Я нашёл Женька. Он несказанно обрадовался мне. В тельняшке, как заправский моряк. Полез обниматься.

– Ну, ты вовремя. Нога уже почти прошла, но всё равно стараюсь далеко не ходить, – он показал на перетянутый бинтом голеностоп. – Но, если Магомет не идёт к горе, гора придёт к нему. Поэтому всё у меня проходит.

– А жена где?

– В роддом рожать поехала. Решили не дома рожать, всё не как у людей.

– А ребёнок? – Вокруг громко кричали, и мне всё казалось, что Женёк меня не слышит.

– Дома спит.

Мы оглянулись. Из палатки выглядывал мальчик. Из-за бликов костра его серьёзное лицо, казалось, то приближается, то удаляется.

– А ну, спать, кому сказал! – прикрикнул Женёк.

Высунутая в прорезь двери голова исчезла, палатка заметно дрогнула всей конструкцией.

Серёга между тем не глядя, через спину кинул в мою сторону бамбучины. Это было так неожиданно, что я едва не получил по голове той, что побольше. А Серёга выхватил из костра три головешки, наверняка специально для этого приготовленные, и начал ими жонглировать. Три девчонки в этот момент пошли колесом в разные стороны. Две были в штанах, а одна в длинной юбке. При каждом обороте юбка красиво взлетала крылом птицы, а потом задиралась, иногда закрывая девушке лицо, и тогда видны были тёмные гимнастические трусики и светлые тощие ноги. Те девчонки, что были в штанах, быстро устали. А юбочница крутила всё новые и новые обороты, каждый раз громко взвизгивая при переходе на руки.

Серёга, заметно уставший, сделал пару кругов около костра и скинул свои головешки. Люди, стоявшие вокруг костра и отбивающие ладонями ритм, снова радостно закричали и зааплодировали.

После Серёги вышел совсем маленький и худой парень. Я даже подумал, что это ребёнок. Правда, у ребёнка виднелась чёрная козлиная бородка. Он был раздет по пояс. Поджёг шарики на верёвках и стал очень ловко крутить. Чтобы было лучше видно, отошёл чуть в сторону от костра, к бассейну.
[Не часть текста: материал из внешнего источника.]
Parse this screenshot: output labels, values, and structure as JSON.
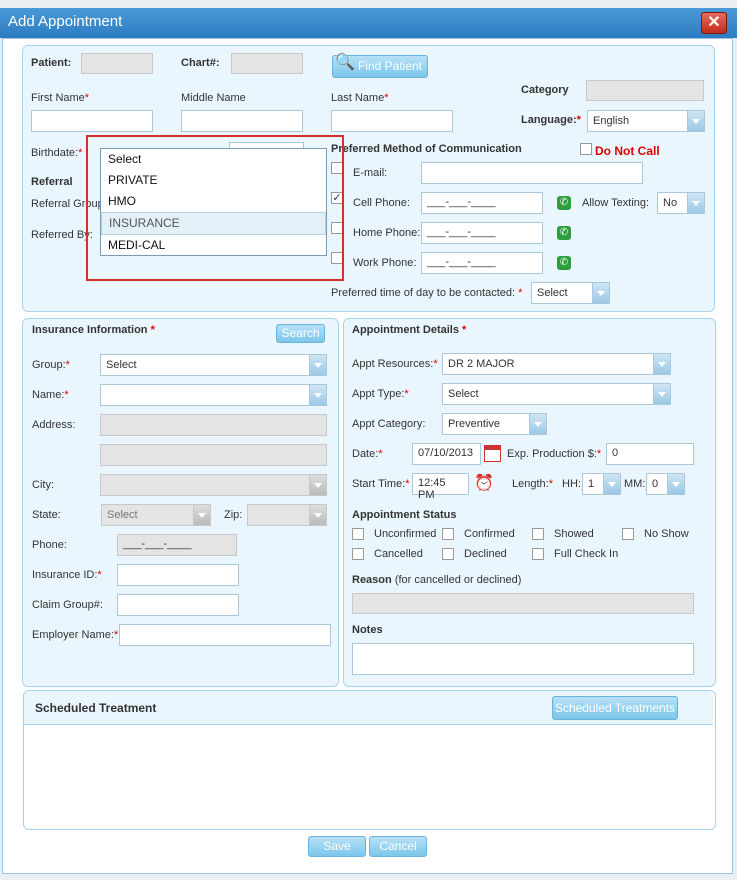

В воде, словно дрожащей в каком-то нетерпении, отражались быстрые полёты огненных шаров. Я всё силился прочесть эти огненные начертания, тут же пропадающие в ночном воздухе, но не мог.

Потом парень стал плеваться огнём. В одну сторону, в другую. И мне всё казалось, что ему нехорошо и его тошнит этим огнём.
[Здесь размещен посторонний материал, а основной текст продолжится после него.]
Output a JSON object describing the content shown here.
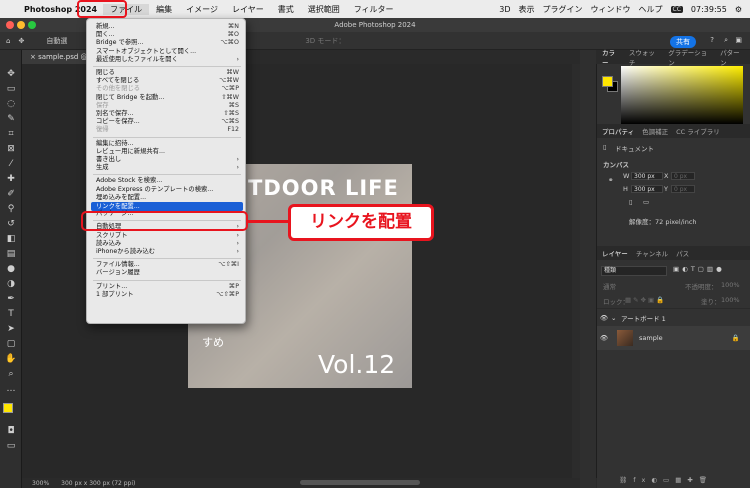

Где-то запищала губная гармошка. Скинув покрывало, вышла женщина в одном купальнике. Она изящно прогулялась туда-обратно. Взяла какой-то узел и развернула его. Там были осколки стёкол. Она присела и ласково их погладила, раздвигая по всей ткани равномерно. Потом встала и занесла ногу, чтобы ступить на стёкла. На секунду замерла. И в этот момент пронзительно и тонко запела скрипка. Женщина встала на стёкла обеими ногами и стала танцевать, поводя руками. Правда, это было некрасиво. Она просто ступала и ступала на стёкла. Такой танец больше походил на неуклюжие па медведя в цирке. Но вот женщина легла и игриво перекатилась с бока на бок, на спину. Я увидел и скрипача. Он появился откуда-то из темноты. В строгом костюме музыканта. Длинные чёрные волосы распущены; когда он слишком близко подошёл к огню, я испугался, что они загорятся. Наконец женщина встала, а акробатка в юбке принялась ладошкой смахивать с её спины прилипшие осколки. Словно та родилась из стекла, а осколки – обломки скорлупы.